UN Secretary General Antonio Guterres denounced the border closures, calling them a form of “apartheid” against an insufficiently vaccinated Africa.

The Organization for Economic Co-operation and Development (OECD) also said that the priority remained to “ensure that vaccines are produced and distributed as quickly as possible throughout the world”.

The Omicron variant has been spotted on all continents, especially in Europe, already faced before its appearance with a strong rebound in the epidemic.

The States of the Old Continent have decided to tighten again the health restrictions: border controls, ban on travel to southern Africa, compulsory mask in transport and shops in the United Kingdom, recommendation to vaccinate vulnerable children in France, etc.

“Viruses without borders”

Various laboratories, including Moderna, AstraZeneca, Pfizer / BioNTech and Novavax, have expressed confidence in their ability to create a new vaccine against Omicron. Russia has also announced that it is working on a version of its Sputnik V specifically targeting this variant.

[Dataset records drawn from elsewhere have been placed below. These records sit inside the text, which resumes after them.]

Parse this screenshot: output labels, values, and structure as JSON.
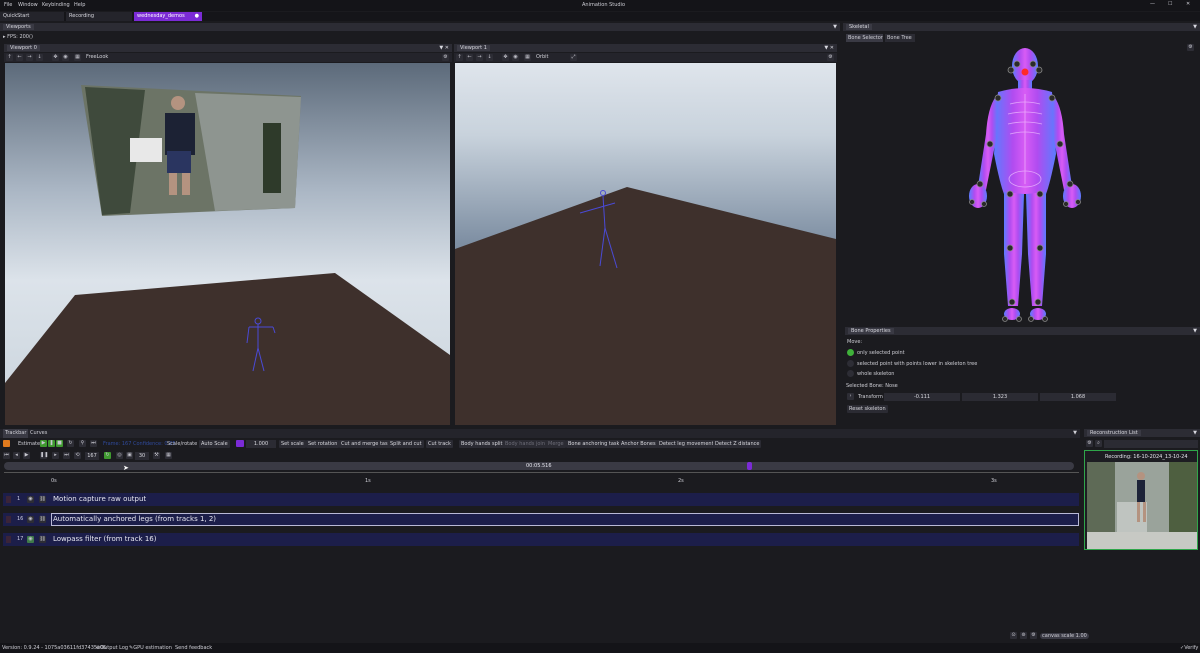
{
  "app": {
    "title": "Animation Studio",
    "menu": [
      "File",
      "Window",
      "Keybinding",
      "Help"
    ]
  },
  "doc_tabs": [
    "QuickStart",
    "Recording",
    "wednesday_demos"
  ],
  "viewports_panel": {
    "title": "Viewports",
    "fps": "FPS: 200()"
  },
  "viewport0": {
    "title": "Viewport 0",
    "mode": "FreeLook"
  },
  "viewport1": {
    "title": "Viewport 1",
    "mode": "Orbit"
  },
  "skeletal": {
    "title": "Skeletal",
    "tabs": [
      "Bone Selector",
      "Bone Tree"
    ]
  },
  "bone_properties": {
    "title": "Bone Properties",
    "move_label": "Move:",
    "options": [
      "only selected point",
      "selected point with points lower in skeleton tree",
      "whole skeleton"
    ],
    "selected_bone": "Selected Bone: Nose",
    "transform_label": "Transform",
    "transform_values": [
      "-0.111",
      "1.323",
      "1.068"
    ],
    "reset_label": "Reset skeleton"
  },
  "trackbar": {
    "tabs": [
      "Trackbar",
      "Curves"
    ],
    "estimate_label": "Estimate",
    "frame_text": "Frame: 167 Confidence: 0.85",
    "scale_rotate": "Scale/rotate",
    "auto_scale": "Auto Scale",
    "scale_value": "1.000",
    "buttons": [
      "Set scale",
      "Set rotation",
      "Cut and merge tasks",
      "Split and cut",
      "Cut track",
      "Body hands split",
      "Body hands join",
      "Merge",
      "Bone anchoring tasks",
      "Anchor Bones",
      "Detect leg movement",
      "Detect Z distance"
    ],
    "frame_current": "167",
    "frame_end": "30",
    "time_display": "00:05.516",
    "ruler": [
      "0s",
      "1s",
      "2s",
      "3s"
    ],
    "tracks": [
      {
        "num": "1",
        "name": "Motion capture raw output"
      },
      {
        "num": "16",
        "name": "Automatically anchored legs (from tracks 1, 2)"
      },
      {
        "num": "17",
        "name": "Lowpass filter (from track 16)"
      }
    ],
    "canvas_scale": "canvas scale 1.00"
  },
  "reconstruction": {
    "title": "Reconstruction List",
    "item_title": "Recording: 16-10-2024_13-10-24"
  },
  "status": {
    "version": "Version: 0.9.24 - 1075a03611fd37435c06",
    "output_log": "Output Log",
    "gpu": "GPU estimation",
    "feedback": "Send feedback",
    "right": "Verify"
  }
}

Never has a variant of COVID-19 caused so much concern since the emergence of Delta, which is currently dominant and already highly contagious.

The WHO considers “high” the “probability that Omicron spreads globally”, even if many unknowns remain: contagiousness, effectiveness of existing vaccines, severity of symptoms. To date, however, no deaths associated with Omicron have been reported.

COVID-19 has killed at least 5,223,072 people worldwide since it emerged in China at the end of 2019, according to an AFP count on Thursday.